Despite the bear market, analysts are predicting record earnings in the coming quarters, writes Proinsias O'Mahony
US ANALYSTS continue to be too optimistic in their earnings estimates, with new data showing second-quarter earnings forecasts were the most inaccurate since records began.
According to Bloomberg data, estimates matched actual results in fewer than 7 per cent of companies that reported a second-quarter profit. That's the lowest level since the firm started compiling the data in 1992. Year-over-year earnings declined by 23 per cent in the second quarter, or more than twice the 11 per cent decline forecast as recently as July.
Analysts have been consistently behind the curve in the present bear market. Earnings estimates from almost 1,800 Wall Street analysts were 8 per cent too high in the third quarter of 2007. The following quarter saw that figure swell to 33 per cent, when growth predictions of 11 per cent were followed by an actual 22 per cent decline.
At the start of the year, profits at financial companies were forecast to rise by 22 per cent. Now they're expected to decline by 48 per cent.
Despite attracting widespread opprobrium for their inaccuracy, analysts' forecasts continue to look wildly optimistic. Analysts are predicting financial stocks will return to profitability in the third quarter, with overall Standard & Poor's (S&P) 500 earnings hitting record levels in the fourth quarter.
Operating earnings of $24.61 per S&P unit are forecast for the fourth quarter, which would surpass the quarterly record of $24.06 set in the second quarter of last year. Next year is forecast to be even better, with operating earnings projected to be more than 23 per cent above the annual record set in 2006.
Price targets, too, suggest analysts have not recognised the emergence of a bear market. At the beginning of the year, a Bloomberg survey of equity strategists found that analysts were expecting the S&P 500 to gain 11 per cent this year.
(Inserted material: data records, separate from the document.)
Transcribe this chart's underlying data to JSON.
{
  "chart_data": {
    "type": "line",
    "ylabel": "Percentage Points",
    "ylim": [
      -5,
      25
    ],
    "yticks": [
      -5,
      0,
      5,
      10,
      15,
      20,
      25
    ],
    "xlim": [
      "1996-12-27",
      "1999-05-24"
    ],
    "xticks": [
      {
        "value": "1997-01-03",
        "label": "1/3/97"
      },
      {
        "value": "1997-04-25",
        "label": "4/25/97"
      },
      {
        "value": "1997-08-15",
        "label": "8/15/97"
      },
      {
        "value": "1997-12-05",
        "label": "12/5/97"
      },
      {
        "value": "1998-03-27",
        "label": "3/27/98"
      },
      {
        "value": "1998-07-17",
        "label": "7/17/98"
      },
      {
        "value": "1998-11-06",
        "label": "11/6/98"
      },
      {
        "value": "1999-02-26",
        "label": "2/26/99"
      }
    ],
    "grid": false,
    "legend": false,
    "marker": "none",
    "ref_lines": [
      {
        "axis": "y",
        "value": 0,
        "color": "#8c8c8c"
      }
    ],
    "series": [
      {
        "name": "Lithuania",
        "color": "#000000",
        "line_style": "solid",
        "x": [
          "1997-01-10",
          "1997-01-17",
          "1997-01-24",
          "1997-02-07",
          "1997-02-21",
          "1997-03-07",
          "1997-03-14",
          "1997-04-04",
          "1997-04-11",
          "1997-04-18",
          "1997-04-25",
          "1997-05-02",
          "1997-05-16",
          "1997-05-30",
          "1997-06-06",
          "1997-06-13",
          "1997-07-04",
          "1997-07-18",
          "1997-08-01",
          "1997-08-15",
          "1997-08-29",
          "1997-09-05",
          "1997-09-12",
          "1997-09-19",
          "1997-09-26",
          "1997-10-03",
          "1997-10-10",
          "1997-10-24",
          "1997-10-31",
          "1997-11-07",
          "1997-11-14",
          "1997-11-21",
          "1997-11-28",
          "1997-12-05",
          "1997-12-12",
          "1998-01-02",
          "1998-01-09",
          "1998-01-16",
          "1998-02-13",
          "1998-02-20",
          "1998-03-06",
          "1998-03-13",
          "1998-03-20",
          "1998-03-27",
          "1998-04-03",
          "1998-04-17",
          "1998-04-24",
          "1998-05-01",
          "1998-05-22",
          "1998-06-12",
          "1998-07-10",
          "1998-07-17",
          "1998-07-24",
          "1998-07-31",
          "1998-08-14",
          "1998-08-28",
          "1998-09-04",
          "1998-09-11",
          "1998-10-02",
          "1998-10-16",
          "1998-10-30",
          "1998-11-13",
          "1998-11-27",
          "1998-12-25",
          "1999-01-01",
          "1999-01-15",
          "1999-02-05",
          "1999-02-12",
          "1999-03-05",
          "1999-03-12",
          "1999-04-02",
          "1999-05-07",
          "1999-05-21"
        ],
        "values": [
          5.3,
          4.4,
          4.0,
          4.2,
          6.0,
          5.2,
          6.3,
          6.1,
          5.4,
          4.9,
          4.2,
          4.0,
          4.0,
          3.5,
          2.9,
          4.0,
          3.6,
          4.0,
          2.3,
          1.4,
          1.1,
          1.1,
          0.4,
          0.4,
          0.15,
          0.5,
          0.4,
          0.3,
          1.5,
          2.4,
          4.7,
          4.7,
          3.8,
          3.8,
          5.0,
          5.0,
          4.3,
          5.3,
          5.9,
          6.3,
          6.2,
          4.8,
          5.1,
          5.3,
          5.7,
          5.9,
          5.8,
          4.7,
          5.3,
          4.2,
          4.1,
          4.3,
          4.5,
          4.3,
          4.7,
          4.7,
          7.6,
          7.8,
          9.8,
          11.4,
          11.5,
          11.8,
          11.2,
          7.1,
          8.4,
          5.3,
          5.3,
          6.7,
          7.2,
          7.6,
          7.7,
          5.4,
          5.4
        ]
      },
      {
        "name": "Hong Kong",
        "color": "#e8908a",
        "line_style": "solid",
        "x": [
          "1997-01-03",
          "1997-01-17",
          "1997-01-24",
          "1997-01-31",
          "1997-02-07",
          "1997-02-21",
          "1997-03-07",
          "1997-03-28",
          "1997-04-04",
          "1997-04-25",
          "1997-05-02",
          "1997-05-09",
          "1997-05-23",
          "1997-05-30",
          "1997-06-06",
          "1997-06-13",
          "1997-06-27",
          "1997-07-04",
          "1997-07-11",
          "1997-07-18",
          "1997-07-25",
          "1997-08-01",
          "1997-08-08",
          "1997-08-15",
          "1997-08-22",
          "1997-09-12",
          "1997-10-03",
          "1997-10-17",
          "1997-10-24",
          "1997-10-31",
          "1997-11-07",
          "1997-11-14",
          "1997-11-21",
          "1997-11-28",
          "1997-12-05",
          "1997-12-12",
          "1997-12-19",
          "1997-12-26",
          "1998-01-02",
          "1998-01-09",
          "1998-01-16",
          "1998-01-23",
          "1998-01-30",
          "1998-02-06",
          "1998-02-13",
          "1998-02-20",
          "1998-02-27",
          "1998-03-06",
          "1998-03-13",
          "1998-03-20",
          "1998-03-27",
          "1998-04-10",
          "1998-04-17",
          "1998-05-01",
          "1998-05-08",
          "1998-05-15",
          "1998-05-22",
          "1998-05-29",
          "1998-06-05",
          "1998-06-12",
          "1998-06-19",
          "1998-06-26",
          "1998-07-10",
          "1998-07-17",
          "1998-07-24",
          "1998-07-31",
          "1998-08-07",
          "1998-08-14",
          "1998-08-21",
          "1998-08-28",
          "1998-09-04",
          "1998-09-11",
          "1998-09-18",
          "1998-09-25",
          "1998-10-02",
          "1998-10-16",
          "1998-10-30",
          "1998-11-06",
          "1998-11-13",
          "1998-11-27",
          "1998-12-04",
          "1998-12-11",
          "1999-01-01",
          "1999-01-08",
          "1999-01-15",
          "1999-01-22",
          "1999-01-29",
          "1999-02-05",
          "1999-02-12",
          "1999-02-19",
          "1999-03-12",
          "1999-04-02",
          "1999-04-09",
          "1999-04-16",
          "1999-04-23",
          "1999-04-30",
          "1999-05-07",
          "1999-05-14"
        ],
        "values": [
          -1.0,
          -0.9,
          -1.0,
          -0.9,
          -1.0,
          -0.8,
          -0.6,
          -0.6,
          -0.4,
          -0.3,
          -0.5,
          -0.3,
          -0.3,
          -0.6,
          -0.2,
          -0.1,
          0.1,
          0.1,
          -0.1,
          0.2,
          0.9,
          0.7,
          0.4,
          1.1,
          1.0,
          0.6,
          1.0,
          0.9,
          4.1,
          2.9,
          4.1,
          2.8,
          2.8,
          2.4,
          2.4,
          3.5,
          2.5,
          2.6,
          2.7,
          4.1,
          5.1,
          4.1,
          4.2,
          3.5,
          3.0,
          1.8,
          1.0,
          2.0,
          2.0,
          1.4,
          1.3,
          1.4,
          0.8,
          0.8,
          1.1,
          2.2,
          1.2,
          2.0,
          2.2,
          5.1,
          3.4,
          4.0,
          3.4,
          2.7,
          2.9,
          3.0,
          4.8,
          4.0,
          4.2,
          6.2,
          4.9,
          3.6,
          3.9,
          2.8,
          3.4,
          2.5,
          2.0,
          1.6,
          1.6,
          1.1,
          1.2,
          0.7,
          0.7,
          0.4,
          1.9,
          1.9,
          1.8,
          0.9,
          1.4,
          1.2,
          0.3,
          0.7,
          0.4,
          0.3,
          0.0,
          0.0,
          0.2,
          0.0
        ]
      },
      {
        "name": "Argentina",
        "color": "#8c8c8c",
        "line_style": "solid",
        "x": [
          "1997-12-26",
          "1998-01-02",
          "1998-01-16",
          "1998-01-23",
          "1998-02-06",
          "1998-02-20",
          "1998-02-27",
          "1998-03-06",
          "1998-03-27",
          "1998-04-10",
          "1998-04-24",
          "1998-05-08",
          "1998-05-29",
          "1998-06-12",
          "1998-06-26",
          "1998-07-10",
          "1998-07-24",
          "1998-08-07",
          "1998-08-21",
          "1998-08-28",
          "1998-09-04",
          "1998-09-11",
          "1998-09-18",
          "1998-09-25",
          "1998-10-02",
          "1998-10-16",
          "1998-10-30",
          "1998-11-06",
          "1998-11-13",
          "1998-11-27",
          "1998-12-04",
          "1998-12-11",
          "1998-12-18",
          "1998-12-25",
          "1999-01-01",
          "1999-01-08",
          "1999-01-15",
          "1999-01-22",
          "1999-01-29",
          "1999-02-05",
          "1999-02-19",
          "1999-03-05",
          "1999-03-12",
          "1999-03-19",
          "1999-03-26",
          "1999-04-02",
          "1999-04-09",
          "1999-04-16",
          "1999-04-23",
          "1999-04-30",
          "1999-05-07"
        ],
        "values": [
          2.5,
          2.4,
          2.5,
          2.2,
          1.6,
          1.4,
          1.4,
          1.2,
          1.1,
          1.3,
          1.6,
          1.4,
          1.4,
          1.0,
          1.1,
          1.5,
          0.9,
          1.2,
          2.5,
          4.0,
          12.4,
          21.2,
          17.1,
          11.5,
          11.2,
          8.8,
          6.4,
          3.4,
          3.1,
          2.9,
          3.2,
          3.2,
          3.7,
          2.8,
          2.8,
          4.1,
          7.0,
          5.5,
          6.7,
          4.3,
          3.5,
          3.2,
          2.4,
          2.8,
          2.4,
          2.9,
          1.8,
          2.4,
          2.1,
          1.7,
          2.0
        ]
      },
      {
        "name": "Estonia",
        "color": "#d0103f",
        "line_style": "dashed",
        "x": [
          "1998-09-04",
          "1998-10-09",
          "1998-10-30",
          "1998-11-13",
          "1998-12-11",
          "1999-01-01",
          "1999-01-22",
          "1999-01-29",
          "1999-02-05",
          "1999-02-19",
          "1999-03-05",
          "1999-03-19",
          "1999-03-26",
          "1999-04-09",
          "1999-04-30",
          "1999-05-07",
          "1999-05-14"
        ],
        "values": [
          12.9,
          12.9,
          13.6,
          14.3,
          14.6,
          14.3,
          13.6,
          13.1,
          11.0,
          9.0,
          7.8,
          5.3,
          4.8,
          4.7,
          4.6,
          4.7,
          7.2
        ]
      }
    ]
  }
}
With the exception of Deutsche Bank, which has retained its price target and is predicting that US markets will end the year 30 per cent above current levels, all strategists have reined in their original estimates. Despite that, they continue to take a positive viewpoint, estimating US markets will gain by almost 14 per cent between now and the end of December.
In Europe, too, analysts have been playing catch-up with reality. Earnings growth of 10 per cent was predicted at the beginning of the year. That has since been slashed to 1.2 per cent.
Analyst inaccuracy is not a new phenomenon. Contrarian fund manager David Dreman has studied the subject of earnings forecasts extensively. In his book Contrarian Investment Strategies, he concludes that "your odds are 10 times greater of being the big winner of the New York State Lottery than of pinpointing earnings five years ahead".
Stephen McClellan, former analyst and author of Full of Bull, a new book that takes a sword to Wall Street practices, is similarly sceptical. "Wall Street is not suited to be an investment manager, financial adviser, or stock selector," he writes. Riven by an inherent "conflict of interest", analysts are "eternally bullish".
British equity strategist and behavioural finance expert James Montier takes a kinder interpretation.
Complaining earlier this year that earnings forecasts were far too optimistic, he wrote that analysts "all acknowledge the sense of lowering forecasts in aggregate. However, when they discuss such a move with the companies they cover, the companies response is that it won't happen to them".
Montier labels it a "fallacy of composition problem" in which "all the analysts think 'their' stocks are immune from the cycle".
Others argue that the current environment is notoriously difficult to predict. Still, none of the above observations explains why forecasting accuracy has been steadily declining for years.
That deterioration, it seems, is caused by a law introduced in 2000 which demands that companies release any information that affects profits to the public, thereby prohibiting executives from giving "whisper numbers" or sensitive information to favoured analysts. Analyst accuracy peaked that year and has fallen in six of the seven years since.
Irrespective of the reason why analysts have been so far off-track, earnings forecasts are likely to come down this year.
"We continue to believe that the contagion effect of subprime and credit-related issues within financials has largely been underestimated," writes Brian Belski, sector strategist at Merrill Lynch.
"Therefore, we believe there remains a high likelihood of additional weakness to earnings estimates heading into the months ahead until analysts and companies alike become even more conservative with their assumptions."
Howard Silverblatt, equity analyst at Standard & Poor's, is more blunt.
Questioning projections of record earnings, he says analysts need to "get real".